Ketua Serikat dan Perlindungan Tenaga Kerja (SPTK) Konawe Junaedi menyampaikan, para pekerja PT VDNI dan PT OSS yang dirumahkan sangat khawatir terjadinya PHK massal ke depannya. Sebab, kebijakan merumahkan karyawan tidak memiliki legalitas yang jelas dan rawan untuk pekerja.
”Kami khawatirkan ini hanya alasan perusahaan untuk tiba-tiba memutus kontrak pekerja. Apalagi, sebagian besar pekerja itu masih kontrak,” ucap Junaedi, yang juga pekerja di PT VDNI ini.
Junaedi mengungkapkan, tiga tahun bekerja sebagai sopir di perusahaan tersebut, ia belum juga diangkat sebagai karyawan tetap. Durasi kontraknya pun berubah-ubah, dari setahun, enam bulan, hingga saat ini hanya berdurasi tiga bulan.
Semua anggota serikat, yang berjumlah sekitar 2.500 orang, juga berstatus tenaga kontrak. ”Anggota kami ada sebagian yang dirumahkan. Oleh karena itu, kami khawatir nasib ke depannya,” ucap Junaedi, yang saat ini masih rutin bekerja.
Pekerja China
Kekhawatiran itu, ujar Junaedi, bertambah dengan rencana kedatangan 500 tenaga kerja asal China akhir April lalu. Terlebih lagi, para pekerja China biasanya hanya menjadi pekerja kasar yang mengerjakan pekerjaan yang sama dengan pekerja lokal, seperti mengaduk semen dan mengecor jalan.

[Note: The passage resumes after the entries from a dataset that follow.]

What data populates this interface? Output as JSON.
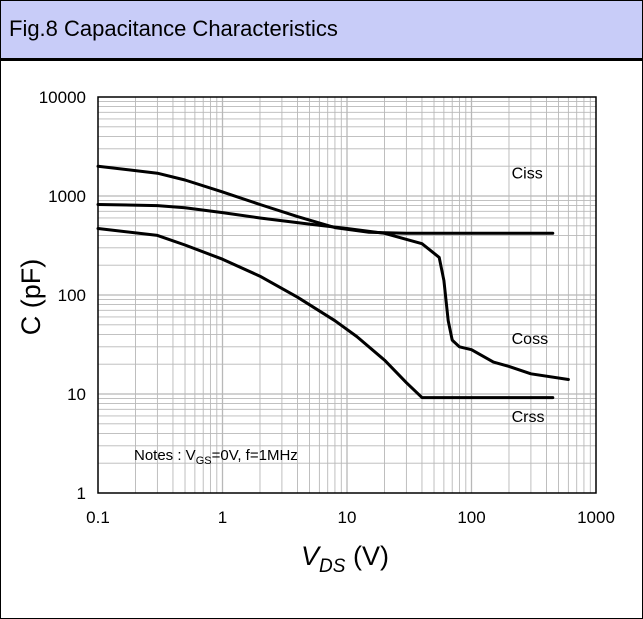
{
  "header": {
    "title": "Fig.8 Capacitance Characteristics"
  },
  "chart_data": {
    "type": "line",
    "xlabel": {
      "main": "V",
      "sub": "DS",
      "unit": " (V)"
    },
    "ylabel": "C (pF)",
    "x_scale": "log",
    "y_scale": "log",
    "xlim": [
      0.1,
      1000
    ],
    "ylim": [
      1,
      10000
    ],
    "grid": true,
    "x_ticks": [
      {
        "value": 0.1,
        "label": "0.1"
      },
      {
        "value": 1,
        "label": "1"
      },
      {
        "value": 10,
        "label": "10"
      },
      {
        "value": 100,
        "label": "100"
      },
      {
        "value": 1000,
        "label": "1000"
      }
    ],
    "y_ticks": [
      {
        "value": 1,
        "label": "1"
      },
      {
        "value": 10,
        "label": "10"
      },
      {
        "value": 100,
        "label": "100"
      },
      {
        "value": 1000,
        "label": "1000"
      },
      {
        "value": 10000,
        "label": "10000"
      }
    ],
    "series": [
      {
        "name": "Ciss",
        "label_pos": {
          "x": 210,
          "y": 1500
        },
        "points": [
          [
            0.1,
            2000
          ],
          [
            0.3,
            1700
          ],
          [
            0.5,
            1450
          ],
          [
            1,
            1100
          ],
          [
            2,
            820
          ],
          [
            4,
            620
          ],
          [
            8,
            480
          ],
          [
            15,
            430
          ],
          [
            30,
            420
          ],
          [
            100,
            420
          ],
          [
            300,
            420
          ],
          [
            450,
            420
          ]
        ]
      },
      {
        "name": "Coss",
        "label_pos": {
          "x": 210,
          "y": 32
        },
        "points": [
          [
            0.1,
            820
          ],
          [
            0.3,
            800
          ],
          [
            0.5,
            760
          ],
          [
            1,
            680
          ],
          [
            2,
            600
          ],
          [
            5,
            520
          ],
          [
            10,
            470
          ],
          [
            20,
            420
          ],
          [
            40,
            330
          ],
          [
            55,
            240
          ],
          [
            60,
            140
          ],
          [
            65,
            55
          ],
          [
            70,
            35
          ],
          [
            80,
            30
          ],
          [
            100,
            28
          ],
          [
            150,
            21
          ],
          [
            200,
            19
          ],
          [
            300,
            16
          ],
          [
            600,
            14
          ]
        ]
      },
      {
        "name": "Crss",
        "label_pos": {
          "x": 210,
          "y": 5.2
        },
        "points": [
          [
            0.1,
            470
          ],
          [
            0.3,
            400
          ],
          [
            0.5,
            320
          ],
          [
            1,
            230
          ],
          [
            2,
            155
          ],
          [
            4,
            95
          ],
          [
            8,
            55
          ],
          [
            12,
            38
          ],
          [
            20,
            22
          ],
          [
            30,
            13
          ],
          [
            40,
            9.2
          ],
          [
            60,
            9.2
          ],
          [
            100,
            9.2
          ],
          [
            200,
            9.2
          ],
          [
            450,
            9.2
          ]
        ]
      }
    ],
    "annotation": {
      "prefix": "Notes : V",
      "sub": "GS",
      "suffix": "=0V,  f=1MHz"
    }
  }
}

Rencana kedatangan 500 pekerja China ini menjadi polemik sejak beberapa pekan lalu. Penyebabnya, ketika pemerintah menyetujui permohonan pengadaan tenaga kerja China oleh PT VDNI dan PT OSS. Rencana ini lalu ditolak oleh banyak pihak, termasuk DPRD Sultra, karena dinilai bertentangan dengan upaya pencegahan Covid-19. Belakangan, Kementerian Tenaga Kerja menunda rencana tersebut.
Ahmad Saekuzen membantah kebijakan merumahkan karyawan di PT VDNI dan PT OSS ada hubungannya dengan rencana kedatangan pekerja asing. Kebijakan merumahkan karyawan murni sebagai pencegahan virus agar tidak menyebar lebih luas, khususnya di lingkungan perusahaan. Sementara, ratusan pekerja yang akan didatangkan adalah tenaga ahli untuk pembangunan smelter.
Malah, menurut Ahmad, pihaknya berencana menambah ribuan tenaga kerja lokal baru ke depannya. ”Tidak ada hubungannya, (merumahkan karyawan) ini murni untuk pencegahan meluasnya penyebaran virus. Kemenaker juga sudah mengarahkan untuk menunda kedatangan pekerja China ini,” ujarnya.